Ainsi, le Badiah syrien est devenu un espace ouvert pour tous les conflits possibles. ISIS, par exemple, a attaqué les forces d’Assad et leurs alliés pour ouvrir un passage vers l’ISIS, la plus grande et la dernière poche à l’ouest de l’Euphrate, c.-à-d. 4000 kilomètres carrés.

Les intérêts de tous les pays impliqués dans le conflit ont été confondus dans cette région d’importance stratégique qui regorge de sources naturelles. Il est devenu une arène de conflits d’intérêts, un espace de résolution de nombreux conflits internationaux.

Ce conflit d’intérêts risque de dégénérer dans la phase à venir. Cela pourrait dégénérer en un conflit ouvert dans le but d’éliminer les armes de l’Iran dans la région.

Cet objectif est devenu une préoccupation commune pour la plupart des parties impliquées dans la guerre en Syrie.

Ce consensus international a été mieux représenté par le feu vert donné à Israël pour viser toutes les positions iraniennes dans différentes régions de la Syrie.

La récente campagne contre les armes de l’Iran en Syrie s’est remarquablement intensifiée et des changements spectaculaires sont attendus. Cette escalade pourrait diminuer si les États-Unis continuaient à étouffer leur économie et à cibler avec précision les armes de l’Iran en Syrie.

Cela signifie, selon des responsables américains, que le régime iranien pourrait s’effondrer en raison de problèmes internes, de la dégradation de l’économie du pays et du ciblage de l’existence régionale de l’Iran.

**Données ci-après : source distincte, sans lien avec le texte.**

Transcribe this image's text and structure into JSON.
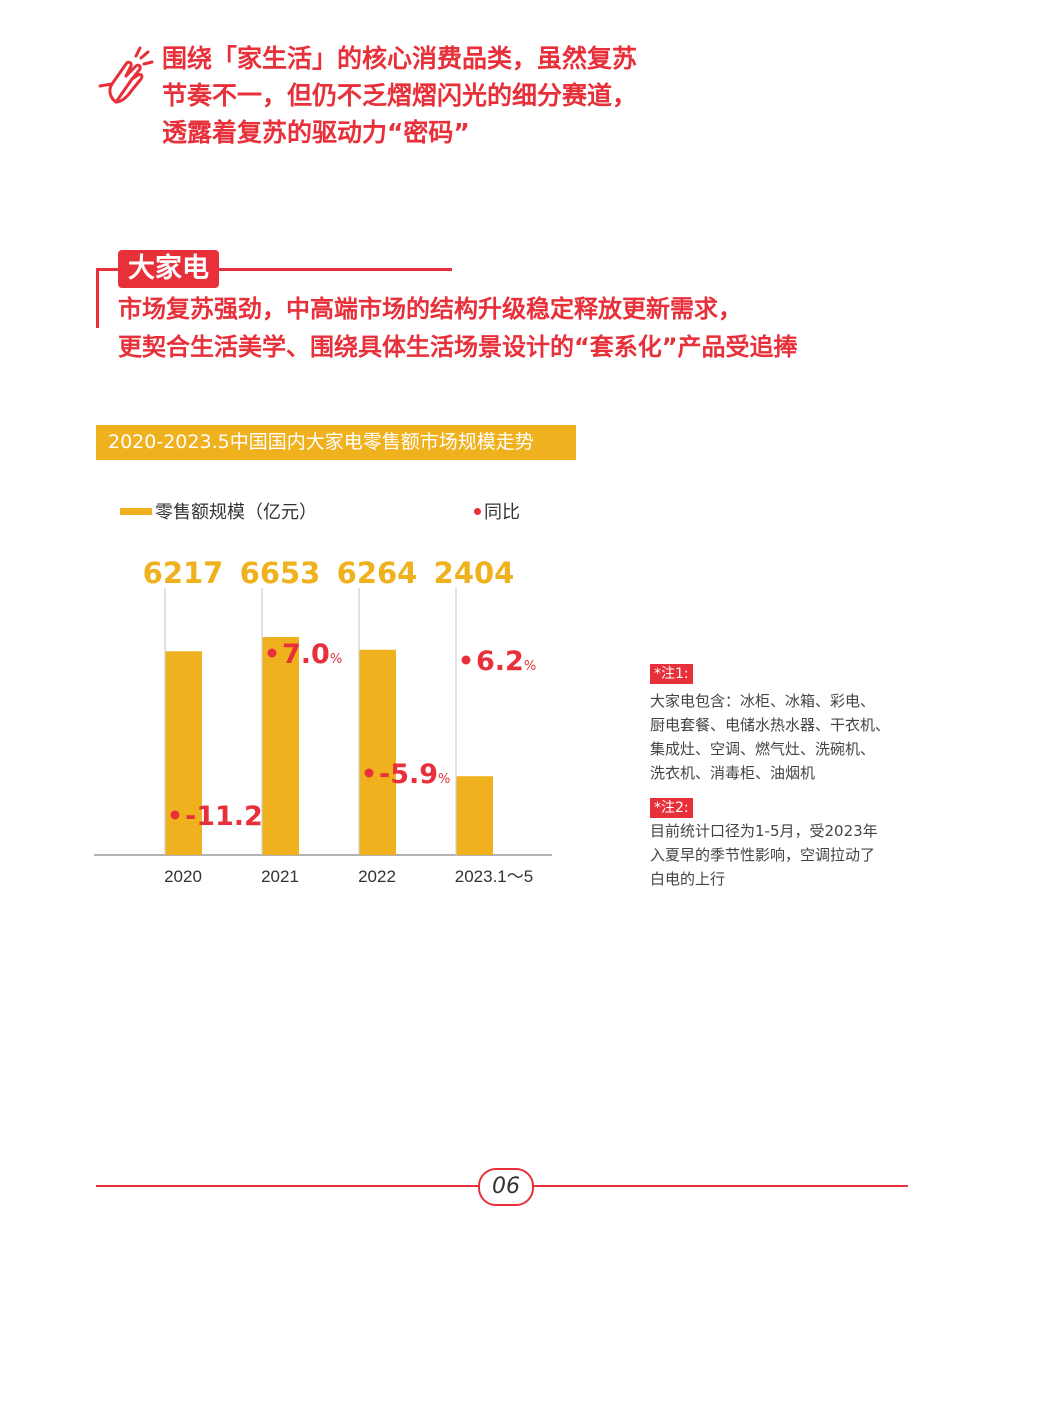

1— Importance du Badiah syrien pour l’agenda ISIS

Bien que l’ISIS ait pris fin dans sa dernière poche dans le village d’Al Baghouz, dans la campagne de Deir Ezour, cela ne signifie pas pour autant que cette organisation se fait une fois pour toutes.

Cela fait partie du Badiah syrien depuis 2014.

L’expression « enclaves de sécurité » a récemment été distribuée par les porte-parole de l’État islamique, faisant ainsi référence à la nouvelle stratégie de celui-ci.

Certaines sources tribales disent que, depuis 2017, l’État islamique a établi des enclaves de sécurité fermées au Badiah, comme dans la montagne d’Al Beshry, au sud le plus éloigné d’Al Rakkah.

Et Al Dafenah au sud-ouest de Deir Ezour. Ils se répandent également dans le désert entre Al Sukhneh et Palmyra, la station T2 et Faidhah Ben Mwainea au nord.

Cette zone possède des terrains accidentés qui permettent à ISIS de trouver des enclaves dans des vallées et des grottes naturelles. Dans la montagne Al Beshri, il y a une mine de phosphate qui peut être utilisée comme entrepôt ou camp d’entraînement.

C’est une vaste région connue pour ses tempêtes sableuses qui peuvent faciliter le camouflage et éliminer toute trace de mouvement par voie terrestre. Les militants de l’État islamique se déplacent généralement librement la nuit avec leurs drapeaux sur leurs véhicules.

Les camions à 4 roues motrices achetés ou pillés entre 2014 et 2017 transportent des munitions et de la logistique.

Les combattants d’ISIS ont acquis des compétences pour s’acclimater à la vie dans le désert. Les autres qui appartiennent au secteur Badiah sont le nucelle dur de ISIS.

De temps en temps, de nouveaux combattants rejoignent l’organisation, en particulier ceux qui ont fui la frontière avec le Liban ou ceux qui étaient basés autour de Damas après la réconciliation avec le Hezbollah imposée par les Russes au cours des derniers mois de 2017.

Il y a environ 1 000 combattants de l’État islamique dans les zones nomades de l’est de la Syrie.

Presque 800 d’entre eux sont basés à l’est du désert de Suweida. Après leurs défaites en Irak et à l’est de l’Euphrate, de nombreux militants de l’État islamique ont rejoint les poches restantes, ce qui constitue la dernière chance pour cette organisation de se rappeler avec impatience un nouveau départ.

– Zones de déploiement des parties au conflit au Badiah en Syrie

Les hauts commandants iraniens ont fait de leur mieux pour saisir le Badiah syrien avec l’aide d’autres puissances extérieures telles que le Hezbollah du Liban et d’autres milices chiites locales parrainées par l’Iran.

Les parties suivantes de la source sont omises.